Matt Craven, 26, and Kendall Stiefel, 24, are both teachers at Beck Junior High.

ByABC News
May 22, 2017, 3:24 PM

— -- Matt Craven, an eighth-grade science teacher, met Kendall Stiefel, a sixth-grade social studies teacher, at a teacher training nearly two years ago.

When Craven, 26, decided to propose to Stiefel, 24, he knew immediately that the proposal would involve Beck Junior High School, the Katy, Texas, middle school where Craven and Stiefel have taught together for the past two years.

“For this community of Beck administrators, teachers and students, to have them involved was the best thing I could do,” Craven told ABC News.

Craven, who describes himself as a “really outgoing” person, said it was fitting for him to propose to Stiefel in a very public way.

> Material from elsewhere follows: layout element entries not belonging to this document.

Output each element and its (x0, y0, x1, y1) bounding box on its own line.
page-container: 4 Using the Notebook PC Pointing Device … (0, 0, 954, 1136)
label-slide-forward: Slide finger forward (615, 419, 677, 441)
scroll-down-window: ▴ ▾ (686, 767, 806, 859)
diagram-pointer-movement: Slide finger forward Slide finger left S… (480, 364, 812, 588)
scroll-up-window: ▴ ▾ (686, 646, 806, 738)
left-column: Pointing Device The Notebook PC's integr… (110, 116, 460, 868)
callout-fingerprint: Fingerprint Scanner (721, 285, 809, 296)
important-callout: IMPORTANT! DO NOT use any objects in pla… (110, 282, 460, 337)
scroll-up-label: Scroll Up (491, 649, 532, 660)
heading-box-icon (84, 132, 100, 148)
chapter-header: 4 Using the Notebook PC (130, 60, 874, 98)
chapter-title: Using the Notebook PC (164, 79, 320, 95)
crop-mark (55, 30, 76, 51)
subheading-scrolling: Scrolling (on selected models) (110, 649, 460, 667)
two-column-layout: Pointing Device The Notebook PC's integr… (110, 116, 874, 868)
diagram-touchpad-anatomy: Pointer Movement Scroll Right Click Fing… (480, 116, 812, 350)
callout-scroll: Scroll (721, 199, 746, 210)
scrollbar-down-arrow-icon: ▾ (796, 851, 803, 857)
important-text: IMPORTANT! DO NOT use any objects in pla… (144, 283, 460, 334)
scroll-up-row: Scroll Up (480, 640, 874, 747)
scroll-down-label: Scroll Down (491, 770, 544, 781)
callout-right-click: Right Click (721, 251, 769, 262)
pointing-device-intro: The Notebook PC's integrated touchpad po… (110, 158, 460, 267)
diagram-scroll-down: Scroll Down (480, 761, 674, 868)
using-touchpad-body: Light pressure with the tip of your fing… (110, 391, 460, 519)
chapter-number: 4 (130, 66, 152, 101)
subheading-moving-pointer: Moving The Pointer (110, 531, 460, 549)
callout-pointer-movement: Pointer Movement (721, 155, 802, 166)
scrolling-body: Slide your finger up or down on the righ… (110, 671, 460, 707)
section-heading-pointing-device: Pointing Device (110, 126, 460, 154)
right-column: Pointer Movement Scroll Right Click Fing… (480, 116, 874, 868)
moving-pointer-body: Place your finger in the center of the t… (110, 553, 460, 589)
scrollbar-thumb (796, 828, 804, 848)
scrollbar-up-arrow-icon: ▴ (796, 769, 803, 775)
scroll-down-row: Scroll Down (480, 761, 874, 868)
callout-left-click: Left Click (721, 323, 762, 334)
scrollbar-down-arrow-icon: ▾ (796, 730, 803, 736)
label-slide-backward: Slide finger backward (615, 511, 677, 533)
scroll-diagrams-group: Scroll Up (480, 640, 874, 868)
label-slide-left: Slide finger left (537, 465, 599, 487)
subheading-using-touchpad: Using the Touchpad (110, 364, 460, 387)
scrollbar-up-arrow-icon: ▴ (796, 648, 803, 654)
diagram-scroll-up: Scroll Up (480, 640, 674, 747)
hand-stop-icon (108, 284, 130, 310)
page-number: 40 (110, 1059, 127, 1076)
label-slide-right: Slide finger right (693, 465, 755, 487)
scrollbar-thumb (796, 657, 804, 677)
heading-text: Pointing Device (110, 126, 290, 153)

He even asked Beck Junior High principal Carra Daniels to organize a school pep rally as part of the plan.

“I said, ‘I need to make a pep rally happen within two weeks because I wanted to propose before the end of the school year,’” Craven recalled. “She had a big smile on her face and said we could definitely make it happen.”

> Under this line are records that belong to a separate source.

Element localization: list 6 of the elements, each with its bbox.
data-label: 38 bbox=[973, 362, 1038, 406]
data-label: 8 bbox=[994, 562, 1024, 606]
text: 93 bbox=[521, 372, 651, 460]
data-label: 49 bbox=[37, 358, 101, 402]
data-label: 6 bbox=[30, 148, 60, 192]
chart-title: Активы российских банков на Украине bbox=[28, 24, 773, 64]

Craven proposed to Stiefel last Thursday during a school pep rally in which Stiefel thought she had been chosen by students to play a game.

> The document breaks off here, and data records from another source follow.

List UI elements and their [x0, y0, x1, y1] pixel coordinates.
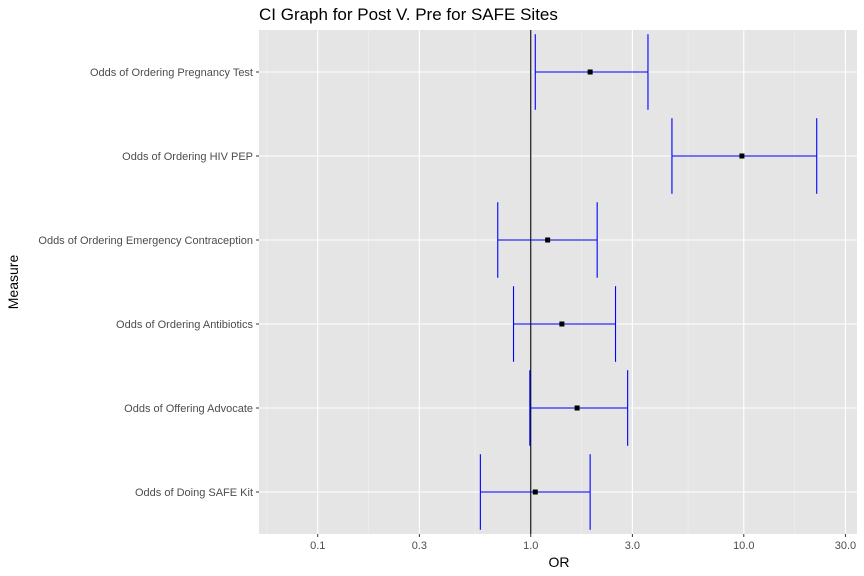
x-tick-label: 1.0	[523, 540, 538, 552]
y-axis-ticks: Odds of Ordering Pregnancy Test Odds of O…	[38, 67, 259, 499]
y-tick-label: Odds of Offering Advocate	[124, 403, 253, 415]
estimate-point	[545, 237, 551, 243]
x-axis-title: OR	[549, 554, 570, 570]
estimate-point	[574, 405, 580, 411]
y-tick-label: Odds of Ordering HIV PEP	[122, 151, 253, 163]
estimate-points	[532, 69, 745, 495]
x-tick-label: 10.0	[733, 540, 754, 552]
error-bars	[479, 34, 818, 530]
y-tick-label: Odds of Doing SAFE Kit	[135, 487, 253, 499]
x-tick-label: 3.0	[625, 540, 640, 552]
error-bar	[512, 286, 617, 362]
plot-panel	[259, 30, 857, 534]
estimate-point	[532, 489, 538, 495]
y-axis-title: Measure	[5, 255, 21, 310]
estimate-point	[739, 153, 745, 159]
x-tick-label: 0.3	[412, 540, 427, 552]
estimate-point	[587, 69, 593, 75]
estimate-point	[559, 321, 565, 327]
x-tick-label: 0.1	[310, 540, 325, 552]
y-tick-label: Odds of Ordering Emergency Contraception	[38, 235, 253, 247]
minor-gridlines	[266, 30, 795, 534]
chart-title: CI Graph for Post V. Pre for SAFE Sites	[259, 5, 558, 24]
x-tick-label: 30.0	[835, 540, 856, 552]
y-tick-label: Odds of Ordering Pregnancy Test	[90, 67, 253, 79]
x-axis-ticks: 0.1 0.3 1.0 3.0 10.0 30.0	[310, 534, 856, 552]
y-tick-label: Odds of Ordering Antibiotics	[116, 319, 253, 331]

“When they didn’t pick Matt to play the game, I was happy and couldn’t wait to brag that I got picked and he didn’t,” Stiefel said, admitting she was clueless about the proposal.

As a blindfolded Stiefel was playing a fictional game involving red cups, Craven got down on one knee with a ring and proposed.

“When I started the game I had no idea but the screaming didn’t stop and that’s when I knew,” Stiefel said. “I was nervous and excited and frozen.”

Daniels, the school’s principal, said it was the loudest she had ever heard the nearly 1,000 middle school students.

“I’ve never seen pandemonium like that,” she said. “He hit his knee [to propose] and it was absolutely pandemonium.”

Craven said the response from the school’s students, administrators and teachers reaffirmed his decision to propose at the school. The art teacher even made a “Will you marry me?” banner that was held up by the cheerleading squad during the pep rally.

“The kids also made us big posters and everyone in the grade signed them,” he said. “And every kid came up to us the next day and said congratulations, just as happy as can be.”

At the eighth-grade dance the following night, “Kendall and Matt walked in and the entire dance floor cleared,” Daniels said.

Stiefel said she and Craven hope to wed within the next six months. As they plan for a wedding, they are thankful that their future together got off to such a special start.

"To throw a pep rally that is not scheduled is a big deal at a middle school," she said. "We felt so special because everyone went out of their way. We just feel so blessed by that."